Sensor array for rapid pathogens identification fabricated with peptide-conjugated 2D metal-organic framework nanosheets

Abstract

Rapid and efficient identification of pathogen is indispensable in clinical diagnosis because of the extremely severe consequence induced by pathogens infection. Taking advantages of the various compositions of pathogen surfaces, in this work we have proposed a simple and rapid sensor array for different pathogens identification and discrimination based on two-dimensional metal–organic frameworks (2D-MOFs) conjugated with functional peptide.
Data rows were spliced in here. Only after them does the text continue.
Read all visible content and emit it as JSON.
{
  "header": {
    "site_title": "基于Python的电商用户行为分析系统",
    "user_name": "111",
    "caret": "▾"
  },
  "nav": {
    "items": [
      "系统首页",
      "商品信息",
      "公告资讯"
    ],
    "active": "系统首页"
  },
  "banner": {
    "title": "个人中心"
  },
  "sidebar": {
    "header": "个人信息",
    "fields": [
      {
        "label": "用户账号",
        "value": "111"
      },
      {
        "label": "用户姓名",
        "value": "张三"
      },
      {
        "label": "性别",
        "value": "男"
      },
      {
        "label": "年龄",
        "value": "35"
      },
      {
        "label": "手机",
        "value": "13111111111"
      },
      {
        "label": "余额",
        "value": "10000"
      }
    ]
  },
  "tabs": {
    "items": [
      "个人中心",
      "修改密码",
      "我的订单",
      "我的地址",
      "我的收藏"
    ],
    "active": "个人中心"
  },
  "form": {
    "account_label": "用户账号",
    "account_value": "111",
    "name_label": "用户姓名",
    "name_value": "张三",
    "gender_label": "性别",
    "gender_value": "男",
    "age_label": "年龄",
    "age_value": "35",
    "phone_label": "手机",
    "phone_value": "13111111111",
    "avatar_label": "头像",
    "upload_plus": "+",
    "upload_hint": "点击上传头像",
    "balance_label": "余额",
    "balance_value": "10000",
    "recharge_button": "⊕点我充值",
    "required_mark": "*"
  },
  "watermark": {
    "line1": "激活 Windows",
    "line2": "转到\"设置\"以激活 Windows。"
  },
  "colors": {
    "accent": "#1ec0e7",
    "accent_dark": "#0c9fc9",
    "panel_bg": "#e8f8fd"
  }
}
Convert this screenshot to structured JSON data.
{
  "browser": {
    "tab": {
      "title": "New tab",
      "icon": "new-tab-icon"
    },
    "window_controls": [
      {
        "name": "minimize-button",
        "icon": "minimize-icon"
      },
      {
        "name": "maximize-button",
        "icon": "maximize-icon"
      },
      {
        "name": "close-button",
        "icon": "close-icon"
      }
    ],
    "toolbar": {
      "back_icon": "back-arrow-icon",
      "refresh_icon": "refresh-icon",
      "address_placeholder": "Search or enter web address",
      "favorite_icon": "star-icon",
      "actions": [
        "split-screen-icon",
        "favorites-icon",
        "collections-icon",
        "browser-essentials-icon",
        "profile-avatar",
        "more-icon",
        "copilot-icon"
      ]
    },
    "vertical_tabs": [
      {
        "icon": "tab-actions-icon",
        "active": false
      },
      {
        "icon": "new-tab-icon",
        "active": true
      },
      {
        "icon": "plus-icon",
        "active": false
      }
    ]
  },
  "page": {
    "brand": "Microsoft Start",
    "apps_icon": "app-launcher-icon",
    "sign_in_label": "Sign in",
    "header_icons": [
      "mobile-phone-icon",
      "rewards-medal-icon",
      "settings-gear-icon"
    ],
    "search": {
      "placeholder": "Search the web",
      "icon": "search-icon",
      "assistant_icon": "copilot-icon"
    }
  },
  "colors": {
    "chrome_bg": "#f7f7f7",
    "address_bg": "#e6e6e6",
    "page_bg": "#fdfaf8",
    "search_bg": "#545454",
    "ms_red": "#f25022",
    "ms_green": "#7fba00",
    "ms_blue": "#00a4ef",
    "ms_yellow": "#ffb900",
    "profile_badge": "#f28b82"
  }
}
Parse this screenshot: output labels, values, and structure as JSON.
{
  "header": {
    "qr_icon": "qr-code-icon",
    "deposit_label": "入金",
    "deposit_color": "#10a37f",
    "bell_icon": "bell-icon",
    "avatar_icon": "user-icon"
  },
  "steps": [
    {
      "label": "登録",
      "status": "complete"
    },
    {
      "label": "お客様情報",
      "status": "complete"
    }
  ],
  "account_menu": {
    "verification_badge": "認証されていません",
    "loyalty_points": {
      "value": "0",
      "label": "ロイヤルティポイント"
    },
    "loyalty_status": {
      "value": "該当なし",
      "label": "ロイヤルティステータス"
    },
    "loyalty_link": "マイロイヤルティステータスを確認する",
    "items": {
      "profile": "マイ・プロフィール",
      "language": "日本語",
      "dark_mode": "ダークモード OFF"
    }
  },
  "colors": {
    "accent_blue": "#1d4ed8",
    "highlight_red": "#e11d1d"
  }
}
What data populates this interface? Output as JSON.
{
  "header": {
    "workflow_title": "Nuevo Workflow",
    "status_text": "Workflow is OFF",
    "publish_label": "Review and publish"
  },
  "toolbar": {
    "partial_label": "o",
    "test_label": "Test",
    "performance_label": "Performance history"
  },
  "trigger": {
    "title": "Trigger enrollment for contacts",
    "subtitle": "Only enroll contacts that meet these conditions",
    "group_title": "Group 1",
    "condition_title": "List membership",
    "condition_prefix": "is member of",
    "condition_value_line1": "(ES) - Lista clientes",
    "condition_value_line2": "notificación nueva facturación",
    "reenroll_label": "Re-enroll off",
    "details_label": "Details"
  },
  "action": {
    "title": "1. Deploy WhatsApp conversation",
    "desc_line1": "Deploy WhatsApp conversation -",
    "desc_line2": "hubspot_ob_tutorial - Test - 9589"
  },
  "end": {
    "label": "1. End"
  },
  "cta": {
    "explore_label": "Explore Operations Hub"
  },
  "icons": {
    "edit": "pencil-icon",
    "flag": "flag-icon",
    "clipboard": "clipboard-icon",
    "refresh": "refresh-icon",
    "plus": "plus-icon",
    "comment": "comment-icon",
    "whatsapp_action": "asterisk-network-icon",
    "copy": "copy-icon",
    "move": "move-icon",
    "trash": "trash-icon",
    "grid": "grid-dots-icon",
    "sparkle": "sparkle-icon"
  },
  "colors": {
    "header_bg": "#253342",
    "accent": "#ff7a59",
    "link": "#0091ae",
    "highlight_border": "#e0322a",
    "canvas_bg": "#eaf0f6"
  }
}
Owing to the outstanding physical and chemical properties, ultrathin 2D-MOFs can adsorb dye-labeled peptides and consequently quench the fluorescence quickly and efficiently. Nevertheless, in the presence of pathogens, the anionic surface and different bimolecular composition of pathogens will endow them to interact with the 2D-MOFs or peptides through the diverse non-specific interactions. Subsequently, the dye-labeled peptides can be released with a recovery of fluorescence intensity. Consequently, the sensor array can identify various pathogens rapidly and efficiently based on the distinct fluorescence response patterns. Moreover, experimental results reveal that this approach can discriminate different pathogens with 100% accuracy, even in urine or mixed samples, demonstrating its reliability and effectiveness in the complex biological samples. More importantly, the procedure of pathogens identification by using this sensor array is very fast with only ~ 15 min, indicating the great potential applications in the timely clinical treatments and reliable monitoring of infectious disease trends.